Will Vertical Farming be Feeding The Cities Of The Future?

Categories: Green

This article looks at vertical farming as a solution to the food crisis facing humanity. Hunger is prevalent through out the world, especially with the poor living in major cities. A part of me feels happy that people are thinking outside the box to find a way to fulfill the need for food, but there is another part of me, the one that wants land (soil) to be restored, regenerated, so this food can grow in the ground the way it's meant to be.

With hidroponics or aquaponics you can certainlyl grow food, it has been proven time and time again, but so much of the benefits of growing in soil has yet to be discovered, that I think these kind of crops might be missing something inherently essential. 

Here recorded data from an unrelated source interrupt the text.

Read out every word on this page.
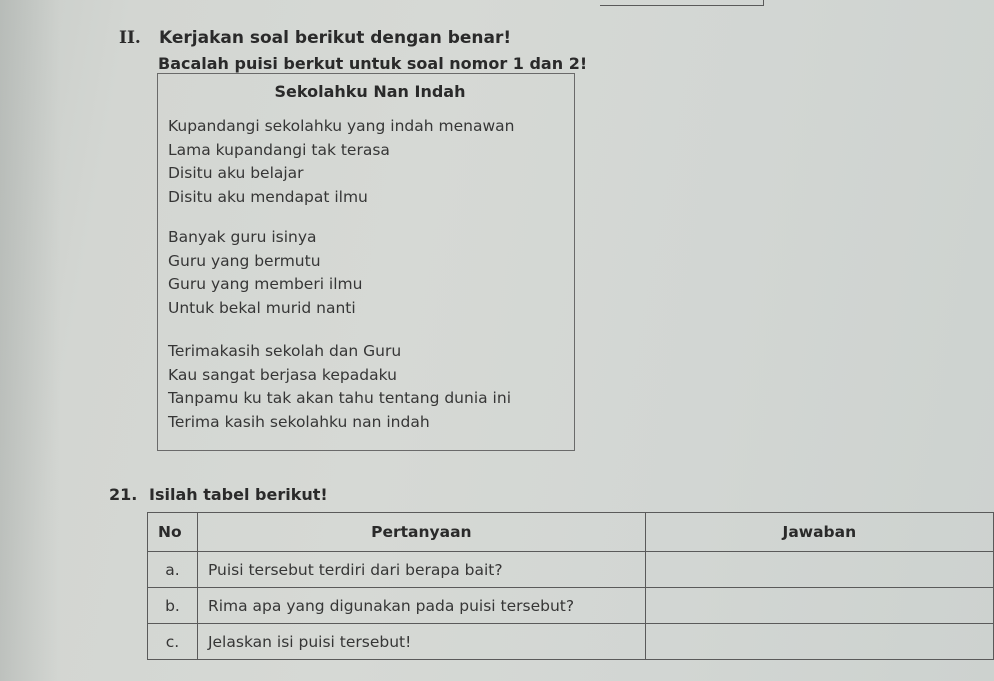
II. Kerjakan soal berikut dengan benar!
Bacalah puisi berkut untuk soal nomor 1 dan 2!
Sekolahku Nan Indah
Kupandangi sekolahku yang indah menawan
Lama kupandangi tak terasa
Disitu aku belajar
Disitu aku mendapat ilmu
Banyak guru isinya
Guru yang bermutu
Guru yang memberi ilmu
Untuk bekal murid nanti
Terimakasih sekolah dan Guru
Kau sangat berjasa kepadaku
Tanpamu ku tak akan tahu tentang dunia ini
Terima kasih sekolahku nan indah
21. Isilah tabel berikut!
No	Pertanyaan	Jawaban
a.	Puisi tersebut terdiri dari berapa bait?	
b.	Rima apa yang digunakan pada puisi tersebut?	
c.	Jelaskan isi puisi tersebut!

Read it for yourself and you decide.

The future of urban farming is no more outdoor, but indoor and vertical. (Image source: Sky Greens)

The vertical farming concept took birth in 1999, as an idea in Dr. Dickson Despommier class on medical ecology, in Columbia University. Despommier defines a vertical farm as any building, which grows food inside of it and, which is taller than a single storey. Employing closed-loop agricultural technology, all the water and nutrients are recycled and the only thing that actually leaves the building is the produce.

The concept of vertical farming did not arise as another fanciful way of growing food, but as a practical solution to meet the impending food crisis facing humanity. Out of the present 7 billion world population, 50 percent of them are living in cities, and it is estimated that by the year 2050, the human population will reach 10 billion with more than 80 percent living in urban centers. As of now, 80 percent of the earth’s land suitable for farming is already in use and this land mass will not be sufficient to meet humanity’s food needs in the next 35 years.

Looking at these statistics, the need of the hour is an efficient local food growing system that has low demands on energy and water, is not susceptible to climatic changes, and occupies less land space than traditional farms. Vertical farming fits these expectations, and many entrepreneurs and innovators around the world have successfully converted this concept into reality.

Food is now been grown in such unlikely places as old factories, abandoned warehouse and industrial buildings. Technological advances in vertical farming methods and indoor lighting is enabling to grow food alongside existing commercial and residential structures and making local food available for city dwellers.